Он, в золотом солнечном окладе, как святой угодник, повернулся на голосок. В дверях стояла девочка лет семи с летними выгоревшими волосками, чумазым носом и таким же хитрым, как у казака, взглядом.
— Что ты такое, Дашутка, гутаришь? — переспросил отец для порядка.
Дашутка повторила все слово в слово на той же самой единственной ноте, после чего, на всякий случай, втянула голову в плечи. Отец, хмыкнув, вогнал шило в деревянный стол от греха подальше. Вот и вожжи, кстати! Табуретка какое-то мгновение балансировала на двух ножках, но тут, должно быть, солнечный луч подтолкнул ее, и она грохнулась об пол.
Но пока табуретка балансировала, как в китайском цирке, Михаил Александрович Хуторной уже выбежал во двор с вожжами наизготовку. Катену по точному донесению младшенькой сестрицы он обнаружил сразу. Отроковица сидела на старой колоде, закусив от усердия темную косу и заведя глаза на манер кающейся Марии Магдалины. Перед ней лежал мелко исписанный листок плотной бумаги и плошка с черничным вареньем. Больше всего Михаила Александровича почему-то возмутило прекрасное гусиное перо, видимо, только что гулявшее на заднем дворе в крыле любимого им боевого гусака.
Казак Хуторной полюбовался еще немного на вдохновенную отроковицу и занес над ней свежепочиненные вожжи. Тут ему и вспомнилась прошлогодняя Москва, восставшие рабочие кварталы, баррикады, дружинники с красными ленточками, гулкий стук копыт по обледенелым мостовым. Вспомнилась ему и демонстрация студентов, когда грудью своего Разлетного он бросил на землю очкастого горлопана, а потом погнался за кем-то, свернувшим в переулок. Когда он занес над головой нагайку, между ушей Разлетного увидел разметавшиеся косы. Баба! Даже совсем девчонка… Не пожалел ее тогда казак Хуторной, всыпал по первое число, но не по лицу, не по голове, а низко пригибаясь к седлу, по-отцовски. Что-то еще демонстрантке наказал на прощанье…
Сразу же перехватило дыханье, подкатило. Прав был старикашка-доктор с жиденькой бородкой: нельзя ему было быстро ходить и руками махать. Пуля дружинников задела легкое, а оно, хоть так называлось, но тяжесть от него была такая, что в глазах темнело. Но ведь ту, чужую деваху, казак Хуторной тогда не пожалел, а свою дочурку, выходит, помилует. Был казак Хуторной честен перед Богом и людьми, потому превозмог себя, перекрыл кое-как мышцами ли, кишками какими дырочку в легком и стеганул вожжами по широкой Катькиной спине наискосок.
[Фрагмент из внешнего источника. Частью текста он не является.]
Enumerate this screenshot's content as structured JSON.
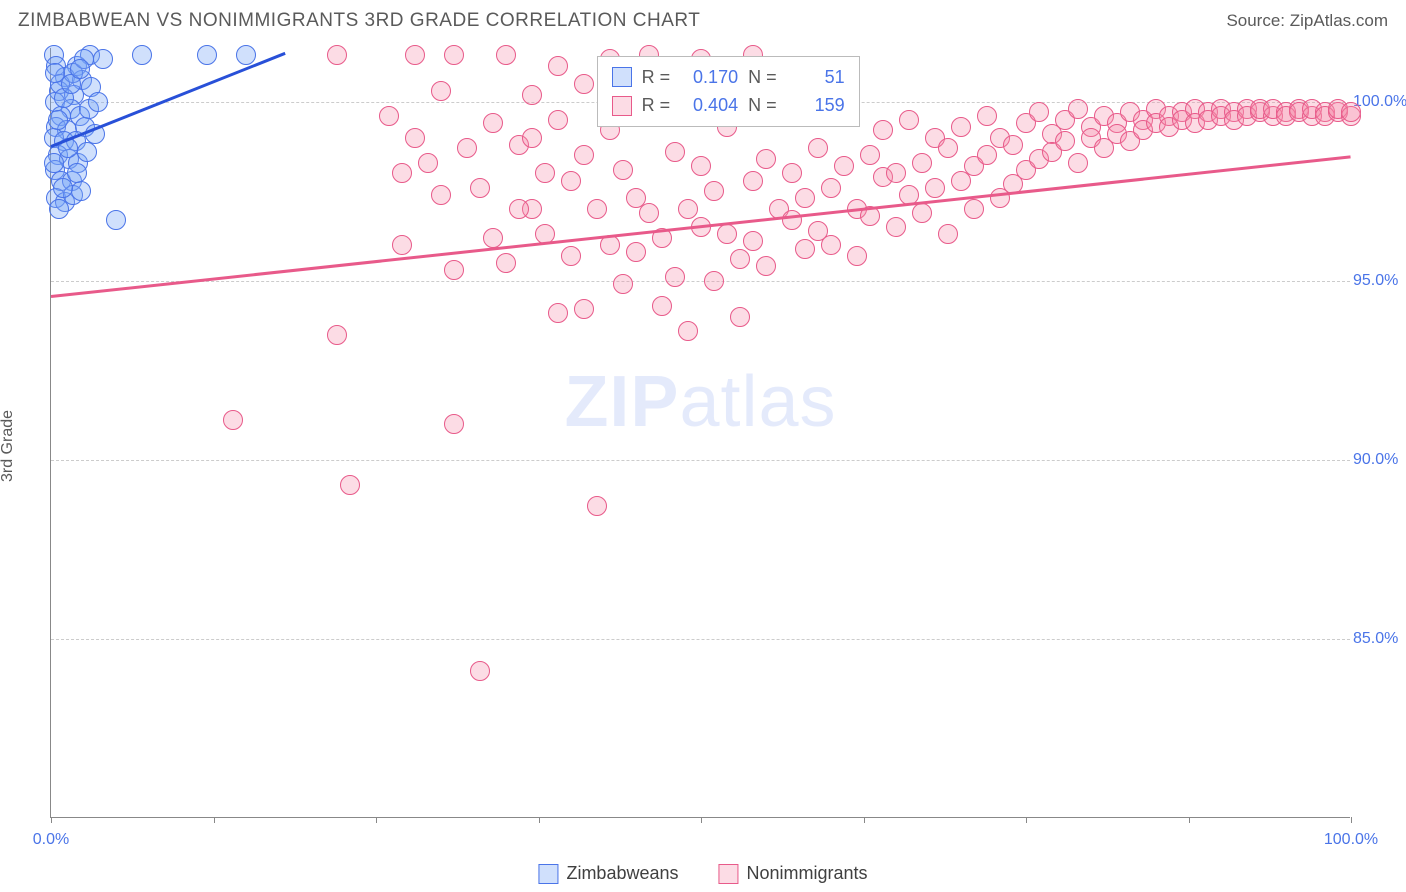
{
  "header": {
    "title": "ZIMBABWEAN VS NONIMMIGRANTS 3RD GRADE CORRELATION CHART",
    "source": "Source: ZipAtlas.com"
  },
  "watermark": {
    "bold": "ZIP",
    "rest": "atlas"
  },
  "chart": {
    "type": "scatter",
    "ylabel": "3rd Grade",
    "xlim": [
      0,
      100
    ],
    "ylim": [
      80,
      101.5
    ],
    "yticks": [
      85.0,
      90.0,
      95.0,
      100.0
    ],
    "ytick_labels": [
      "85.0%",
      "90.0%",
      "95.0%",
      "100.0%"
    ],
    "xtick_marks": [
      0,
      12.5,
      25,
      37.5,
      50,
      62.5,
      75,
      87.5,
      100
    ],
    "xtick_labels": [
      {
        "x": 0,
        "text": "0.0%"
      },
      {
        "x": 100,
        "text": "100.0%"
      }
    ],
    "grid_color": "#cccccc",
    "background_color": "#ffffff",
    "axis_color": "#888888",
    "tick_font_color": "#4a74e8",
    "label_font_color": "#5a5a5a",
    "marker_radius": 10,
    "marker_stroke_width": 1.5,
    "series": [
      {
        "name": "Zimbabweans",
        "color_fill": "rgba(120,165,245,0.35)",
        "color_stroke": "#4a74e8",
        "R": "0.170",
        "N": "51",
        "trend": {
          "x1": 0,
          "y1": 98.8,
          "x2": 18,
          "y2": 101.4,
          "color": "#2850d8",
          "width": 3
        },
        "points": [
          [
            0.2,
            101.3
          ],
          [
            3,
            101.3
          ],
          [
            7,
            101.3
          ],
          [
            12,
            101.3
          ],
          [
            15,
            101.3
          ],
          [
            0.4,
            101.0
          ],
          [
            2.0,
            101.0
          ],
          [
            1.1,
            100.7
          ],
          [
            2.4,
            100.6
          ],
          [
            0.6,
            100.3
          ],
          [
            1.8,
            100.2
          ],
          [
            3.1,
            100.4
          ],
          [
            0.3,
            100.0
          ],
          [
            1.5,
            99.8
          ],
          [
            0.8,
            99.6
          ],
          [
            2.2,
            99.6
          ],
          [
            0.4,
            99.3
          ],
          [
            1.2,
            99.2
          ],
          [
            2.6,
            99.3
          ],
          [
            0.2,
            99.0
          ],
          [
            1.0,
            98.9
          ],
          [
            1.9,
            98.9
          ],
          [
            0.5,
            98.5
          ],
          [
            1.4,
            98.4
          ],
          [
            0.3,
            98.1
          ],
          [
            2.1,
            98.3
          ],
          [
            0.8,
            97.8
          ],
          [
            1.6,
            97.8
          ],
          [
            0.4,
            97.3
          ],
          [
            1.1,
            97.2
          ],
          [
            1.7,
            97.4
          ],
          [
            2.3,
            97.5
          ],
          [
            0.6,
            97.0
          ],
          [
            0.9,
            97.6
          ],
          [
            1.3,
            98.7
          ],
          [
            2.0,
            98.0
          ],
          [
            2.8,
            98.6
          ],
          [
            3.4,
            99.1
          ],
          [
            0.7,
            100.5
          ],
          [
            1.7,
            100.8
          ],
          [
            2.5,
            101.2
          ],
          [
            4.0,
            101.2
          ],
          [
            5.0,
            96.7
          ],
          [
            0.2,
            98.3
          ],
          [
            0.5,
            99.5
          ],
          [
            1.0,
            100.1
          ],
          [
            1.5,
            100.5
          ],
          [
            2.2,
            100.9
          ],
          [
            2.9,
            99.8
          ],
          [
            3.6,
            100.0
          ],
          [
            0.3,
            100.8
          ]
        ]
      },
      {
        "name": "Nonimmigrants",
        "color_fill": "rgba(245,140,170,0.30)",
        "color_stroke": "#e85a8a",
        "R": "0.404",
        "N": "159",
        "trend": {
          "x1": 0,
          "y1": 94.6,
          "x2": 100,
          "y2": 98.5,
          "color": "#e85a8a",
          "width": 3
        },
        "points": [
          [
            22,
            101.3
          ],
          [
            28,
            101.3
          ],
          [
            31,
            101.3
          ],
          [
            35,
            101.3
          ],
          [
            37,
            97.0
          ],
          [
            14,
            91.1
          ],
          [
            22,
            93.5
          ],
          [
            23,
            89.3
          ],
          [
            26,
            99.6
          ],
          [
            27,
            98.0
          ],
          [
            27,
            96.0
          ],
          [
            28,
            99.0
          ],
          [
            29,
            98.3
          ],
          [
            30,
            100.3
          ],
          [
            30,
            97.4
          ],
          [
            31,
            91.0
          ],
          [
            31,
            95.3
          ],
          [
            32,
            98.7
          ],
          [
            33,
            84.1
          ],
          [
            33,
            97.6
          ],
          [
            34,
            99.4
          ],
          [
            34,
            96.2
          ],
          [
            35,
            95.5
          ],
          [
            36,
            98.8
          ],
          [
            36,
            97.0
          ],
          [
            37,
            100.2
          ],
          [
            37,
            99.0
          ],
          [
            38,
            98.0
          ],
          [
            38,
            96.3
          ],
          [
            39,
            94.1
          ],
          [
            39,
            99.5
          ],
          [
            40,
            95.7
          ],
          [
            40,
            97.8
          ],
          [
            41,
            100.5
          ],
          [
            41,
            98.5
          ],
          [
            41,
            94.2
          ],
          [
            42,
            97.0
          ],
          [
            42,
            88.7
          ],
          [
            43,
            99.2
          ],
          [
            43,
            96.0
          ],
          [
            44,
            98.1
          ],
          [
            44,
            94.9
          ],
          [
            45,
            97.3
          ],
          [
            45,
            95.8
          ],
          [
            46,
            96.9
          ],
          [
            46,
            99.8
          ],
          [
            47,
            94.3
          ],
          [
            47,
            96.2
          ],
          [
            48,
            98.6
          ],
          [
            48,
            95.1
          ],
          [
            49,
            97.0
          ],
          [
            49,
            93.6
          ],
          [
            50,
            96.5
          ],
          [
            50,
            98.2
          ],
          [
            51,
            95.0
          ],
          [
            51,
            97.5
          ],
          [
            52,
            96.3
          ],
          [
            52,
            99.3
          ],
          [
            53,
            95.6
          ],
          [
            53,
            94.0
          ],
          [
            54,
            97.8
          ],
          [
            54,
            96.1
          ],
          [
            55,
            98.4
          ],
          [
            55,
            95.4
          ],
          [
            56,
            97.0
          ],
          [
            56,
            99.6
          ],
          [
            57,
            96.7
          ],
          [
            57,
            98.0
          ],
          [
            58,
            95.9
          ],
          [
            58,
            97.3
          ],
          [
            59,
            96.4
          ],
          [
            59,
            98.7
          ],
          [
            60,
            97.6
          ],
          [
            60,
            96.0
          ],
          [
            61,
            98.2
          ],
          [
            61,
            99.7
          ],
          [
            62,
            97.0
          ],
          [
            62,
            95.7
          ],
          [
            63,
            98.5
          ],
          [
            63,
            96.8
          ],
          [
            64,
            97.9
          ],
          [
            64,
            99.2
          ],
          [
            65,
            96.5
          ],
          [
            65,
            98.0
          ],
          [
            66,
            97.4
          ],
          [
            66,
            99.5
          ],
          [
            67,
            98.3
          ],
          [
            67,
            96.9
          ],
          [
            68,
            99.0
          ],
          [
            68,
            97.6
          ],
          [
            69,
            98.7
          ],
          [
            69,
            96.3
          ],
          [
            70,
            99.3
          ],
          [
            70,
            97.8
          ],
          [
            71,
            98.2
          ],
          [
            71,
            97.0
          ],
          [
            72,
            99.6
          ],
          [
            72,
            98.5
          ],
          [
            73,
            97.3
          ],
          [
            73,
            99.0
          ],
          [
            74,
            98.8
          ],
          [
            74,
            97.7
          ],
          [
            75,
            99.4
          ],
          [
            75,
            98.1
          ],
          [
            76,
            99.7
          ],
          [
            76,
            98.4
          ],
          [
            77,
            99.1
          ],
          [
            77,
            98.6
          ],
          [
            78,
            99.5
          ],
          [
            78,
            98.9
          ],
          [
            79,
            99.8
          ],
          [
            79,
            98.3
          ],
          [
            80,
            99.3
          ],
          [
            80,
            99.0
          ],
          [
            81,
            99.6
          ],
          [
            81,
            98.7
          ],
          [
            82,
            99.4
          ],
          [
            82,
            99.1
          ],
          [
            83,
            99.7
          ],
          [
            83,
            98.9
          ],
          [
            84,
            99.5
          ],
          [
            84,
            99.2
          ],
          [
            85,
            99.8
          ],
          [
            85,
            99.4
          ],
          [
            86,
            99.6
          ],
          [
            86,
            99.3
          ],
          [
            87,
            99.7
          ],
          [
            87,
            99.5
          ],
          [
            88,
            99.8
          ],
          [
            88,
            99.4
          ],
          [
            89,
            99.7
          ],
          [
            89,
            99.5
          ],
          [
            90,
            99.8
          ],
          [
            90,
            99.6
          ],
          [
            91,
            99.7
          ],
          [
            91,
            99.5
          ],
          [
            92,
            99.8
          ],
          [
            92,
            99.6
          ],
          [
            93,
            99.7
          ],
          [
            93,
            99.8
          ],
          [
            94,
            99.6
          ],
          [
            94,
            99.8
          ],
          [
            95,
            99.7
          ],
          [
            95,
            99.6
          ],
          [
            96,
            99.8
          ],
          [
            96,
            99.7
          ],
          [
            97,
            99.6
          ],
          [
            97,
            99.8
          ],
          [
            98,
            99.7
          ],
          [
            98,
            99.6
          ],
          [
            99,
            99.7
          ],
          [
            99,
            99.8
          ],
          [
            100,
            99.6
          ],
          [
            100,
            99.7
          ],
          [
            39,
            101.0
          ],
          [
            43,
            101.2
          ],
          [
            46,
            101.3
          ],
          [
            50,
            101.2
          ],
          [
            54,
            101.3
          ]
        ]
      }
    ],
    "stats_box": {
      "left_pct": 42,
      "top_pct": 1
    },
    "legend": {
      "items": [
        "Zimbabweans",
        "Nonimmigrants"
      ]
    }
  }
}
Взлетела Катена высоко, взвизгнула еще выше, а перышко гусиное в черничном варенье под плетень полетело.
— Вы что, батяня?! Больно же бьетесь! — закричала уже побасовее.
— Ах, тебе больно, бумагомарака?! — удивился Михаил Александрович. — Я же хотел тебе медку еще к вареньицу принести. Пусть, думаю, Катена сладеньким на бумажке напишет. Так решил — вожжами-то будет сподручней. Вожжами на спине писать куда как легче.
Он опять замахнулся, на этот раз с левого плеча. Катена стояла перед ним, загородившись от гневного отца мелко исписанной бумажкой, как иконой. От последней строчки двумя струйками бежало вниз еще не высохшее черничное варенье. Михаил Александрович прищурился орлиным оком и медленно, с расстановкой, прочитал первые попавшиеся строчки:
Люба мой, казак душа,
Отойдем до камыша…
Аж дырка в легком присвистнула у казака Хуторного! Тут уж ударил он, не глядя, а куда Бог пошлет. Теперь полетел вверх исписанный сладкими строчками и рассеченный вожжами листочек бумаги. На лету он повернулся обратной стороной перед озлобленным лицом казака Хуторного, и тот узнал такие знакомые красно-черные буквы. Листок словно метнулся к своему знакомцу, приклеился вареньем к его ладони, и Михаил Александрович опять был вынужден читать: «Во славу святыя единосущныя животворящия и неразделимыя Троицы, Отца и Сына и Святаго Духа: благословениемъ высокопреосвященнейшаго Алимпия Старообрядческа-го митрополита Московскаго и всея Руси напечатася сия книга “Молитвенник” во граде Москве от Адама 7346». Добралась, стерва, до святой бумаги!
— Зарезала! — над станицей Новомытнинской пронесся душераздирающий крик казака. — Зарезала бесовская дочь!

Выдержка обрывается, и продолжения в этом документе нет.